Will your gifts be subject to the Gift Tax?

Gift taxes are part of the federal system of transfer taxes.  In establishing laws that taxes wealth when it transfers from one person to another, Congress was reflecting a bias against inherited wealth that probably dates back to anti-royalty thinking of the American Revolution.

A gift occurs when someone freely and voluntarily transfers property from themselves to another for less than market value.  In estate planning terms we typically talk about lifetime gifts to heirs.  There can often be tax advantages in making gifts to children or other heirs during your lifetime. 

No Impact on Income Taxes

A gift has no impact with regard to income taxes. A gift is not taxable income. Recipients of gifts received them income tax-free.  Likewise, gifts are not deducted from the donor’s income taxes. Sometimes my clients are confused when they hear that they can make gifts to their children “tax-free”.  The reference is to the Annual Exclusion from gift tax.  

There is, however, no gift tax deduction, and the giver cannot deduct gifts from their income taxes.

Gift Tax Exclusion

The law provides an annual exclusion from gift taxes.  This is the amount a donor can give to a beneficiary each year with no tax.  In 2011 the gift tax exclusion is $13,000 per recipient.  The annual exclusion is indexed to inflation and goes up from time to time.

Example: If you gave each of your children a gift of $10,000 you do not have to file a gift tax return and no tax is owed.  That is because you have given less than the annual exclusion amount of $13,000.

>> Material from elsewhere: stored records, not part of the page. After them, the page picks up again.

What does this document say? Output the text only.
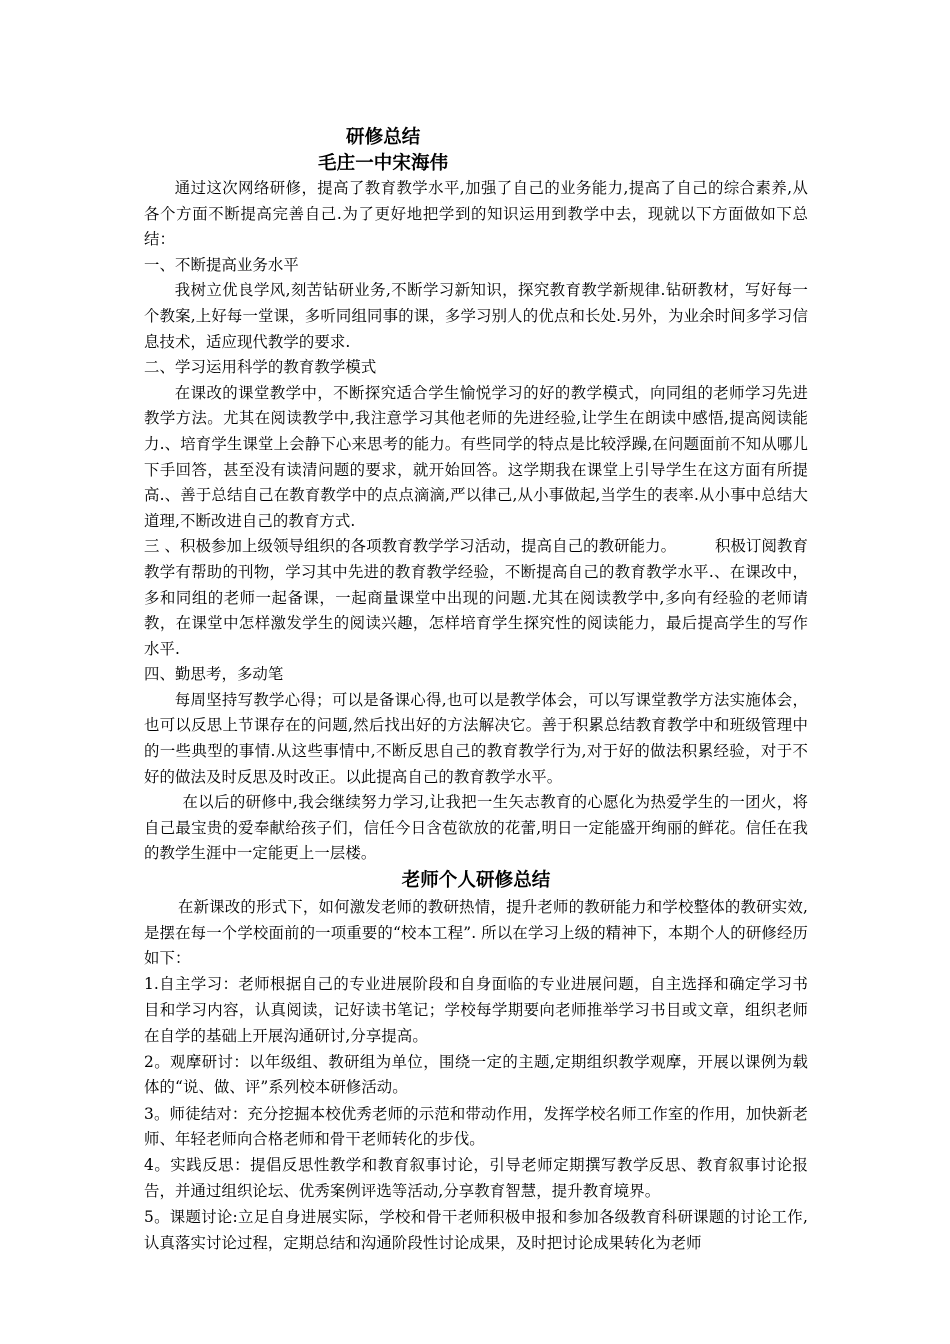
研修总结
毛庄一中宋海伟

通过这次网络研修，提高了教育教学水平,加强了自己的业务能力,提高了自己的综合素养,从各个方面不断提高完善自己.为了更好地把学到的知识运用到教学中去，现就以下方面做如下总结：

一、不断提高业务水平

我树立优良学风,刻苦钻研业务,不断学习新知识，探究教育教学新规律.钻研教材，写好每一个教案,上好每一堂课，多听同组同事的课，多学习别人的优点和长处.另外，为业余时间多学习信息技术，适应现代教学的要求.

二、学习运用科学的教育教学模式

在课改的课堂教学中，不断探究适合学生愉悦学习的好的教学模式，向同组的老师学习先进教学方法。尤其在阅读教学中,我注意学习其他老师的先进经验,让学生在朗读中感悟,提高阅读能力.、培育学生课堂上会静下心来思考的能力。有些同学的特点是比较浮躁,在问题面前不知从哪儿下手回答，甚至没有读清问题的要求，就开始回答。这学期我在课堂上引导学生在这方面有所提高.、善于总结自己在教育教学中的点点滴滴,严以律己,从小事做起,当学生的表率.从小事中总结大道理,不断改进自己的教育方式.

三 、积极参加上级领导组织的各项教育教学学习活动，提高自己的教研能力。　　　积极订阅教育教学有帮助的刊物，学习其中先进的教育教学经验，不断提高自己的教育教学水平.、在课改中，多和同组的老师一起备课，一起商量课堂中出现的问题.尤其在阅读教学中,多向有经验的老师请教，在课堂中怎样激发学生的阅读兴趣，怎样培育学生探究性的阅读能力，最后提高学生的写作水平.

四、勤思考，多动笔

每周坚持写教学心得；可以是备课心得,也可以是教学体会，可以写课堂教学方法实施体会，也可以反思上节课存在的问题,然后找出好的方法解决它。善于积累总结教育教学中和班级管理中的一些典型的事情.从这些事情中,不断反思自己的教育教学行为,对于好的做法积累经验，对于不好的做法及时反思及时改正。以此提高自己的教育教学水平。

在以后的研修中,我会继续努力学习,让我把一生矢志教育的心愿化为热爱学生的一团火，将自己最宝贵的爱奉献给孩子们，信任今日含苞欲放的花蕾,明日一定能盛开绚丽的鲜花。信任在我的教学生涯中一定能更上一层楼。

老师个人研修总结

在新课改的形式下，如何激发老师的教研热情，提升老师的教研能力和学校整体的教研实效,是摆在每一个学校面前的一项重要的“校本工程”. 所以在学习上级的精神下，本期个人的研修经历如下：

1.自主学习：老师根据自己的专业进展阶段和自身面临的专业进展问题，自主选择和确定学习书目和学习内容，认真阅读，记好读书笔记；学校每学期要向老师推举学习书目或文章，组织老师在自学的基础上开展沟通研讨,分享提高。

2。观摩研讨：以年级组、教研组为单位，围绕一定的主题,定期组织教学观摩，开展以课例为载体的“说、做、评”系列校本研修活动。

3。师徒结对：充分挖掘本校优秀老师的示范和带动作用，发挥学校名师工作室的作用，加快新老师、年轻老师向合格老师和骨干老师转化的步伐。

4。实践反思：提倡反思性教学和教育叙事讨论，引导老师定期撰写教学反思、教育叙事讨论报告，并通过组织论坛、优秀案例评选等活动,分享教育智慧，提升教育境界。

5。课题讨论:立足自身进展实际，学校和骨干老师积极申报和参加各级教育科研课题的讨论工作,认真落实讨论过程，定期总结和沟通阶段性讨论成果，及时把讨论成果转化为老师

One can also increase the tax-free nature of the gift by bundling to multiple recipients.

Example: If you gave a gift to both your son and his wife, your daughter-in-law, these would count as separate gifts.  Consequently, the total amount of the gift can be up to $26,000 and still qualify under the annual exclusion.

Do I Have To File A Gift Tax Return?

In 2011 the annual exclusion amount for gift taxes is $13,000.  A married couple can now make split gifts of up to $26,000 without incurring any gift tax liability.

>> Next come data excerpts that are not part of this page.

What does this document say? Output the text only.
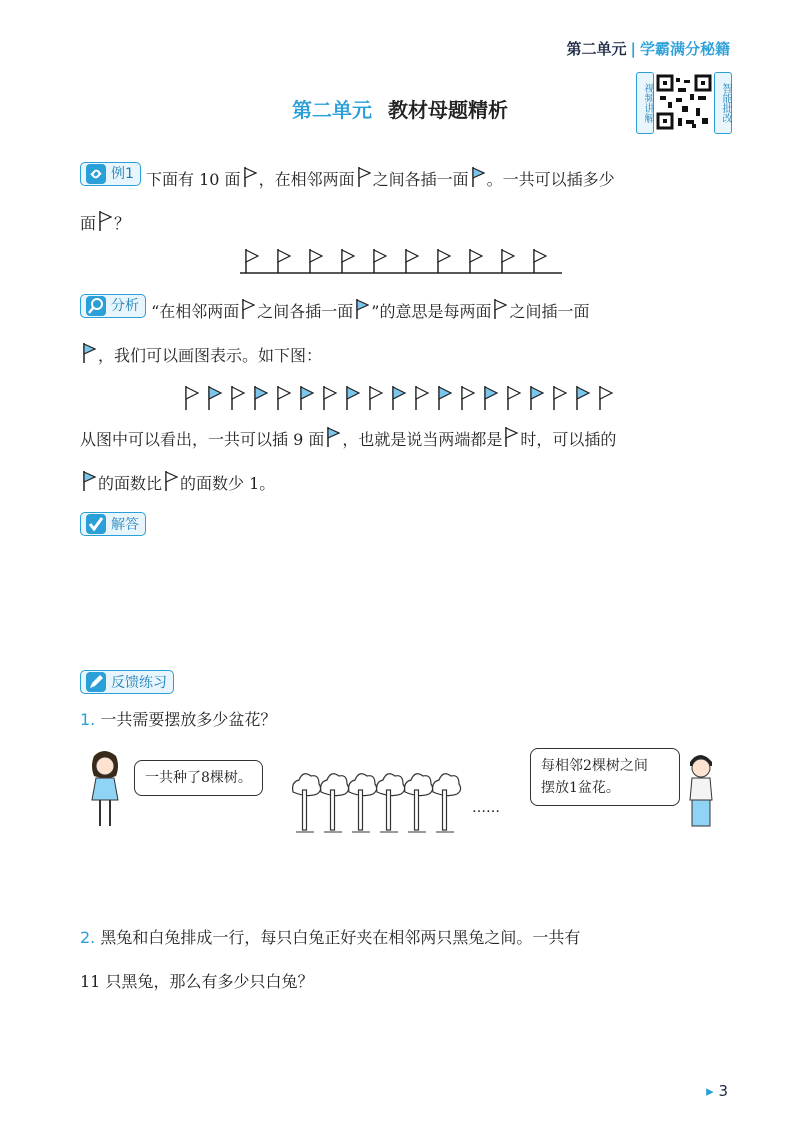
第二单元 | 学霸满分秘籍
视频讲解	智能批改
第二单元 教材母题精析
例1 下面有 10 面 ，在相邻两面 之间各插一面 。一共可以插多少
面 ？
分析 “在相邻两面 之间各插一面 ”的意思是每两面 之间插一面
，我们可以画图表示。如下图：
从图中可以看出，一共可以插 9 面 ，也就是说当两端都是 时，可以插的
的面数比 的面数少 1。
解答
反馈练习
1. 一共需要摆放多少盆花？
一共种了8棵树。
……
每相邻2棵树之间
摆放1盆花。
2. 黑兔和白兔排成一行，每只白兔正好夹在相邻两只黑兔之间。一共有
11 只黑兔，那么有多少只白兔？
▸ 3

In considering filing tax returns most people don't think of filing Form 709, the Federal Gift Tax Return.  But the filing of that return is required in instances when you and your spouse make a split gift greater than the annual exclusion amount of $13,000.

There is no tax, but the return is necessary for you to declare the split gift.

Always discuss significant gifts with your income tax professional.

Gifts in Excess of the Annual Exclusion Amount

If the gift exceeds the total amount of the annual exclusion in a single year, you’ll need to file a return. However, no tax may be due.

You’re allowed to contribute $1 million in your lifetime in excess of the annual exclusion. So, for purposes of avoiding taxation, $1,000,000 is the true gift tax limit. Gifts in excess of the annual exclusion are also deducted from the $5 million exemption to the estate tax.

Example: A father gives his daughter a gift of $15,000. The first $13,000 passes to the daughter under the annual exclusion. The father must file a return reporting the $2000 gift made in excess of the annual exclusion amount. The $2000 is deducted from the total lifetime gift exemption of $1 million and from the $5 million estate tax exemption.

Gift Tax Rate

If you manage to exceed your $1,000,000 lifetime exemption, your gifts can be taxed at a maximum rate of 35%. This gift tax rate is set to remain unchanged though 2012.

Impact of a Gift on Capital Gains Basis

When you make the gift of property other than cash you are also making a gift of its current status for capital gains purposes. The recipient needs to know the donor’s cost basis and how long he has held the property. This can be a very significant issue when one makes large gifts such as real estate.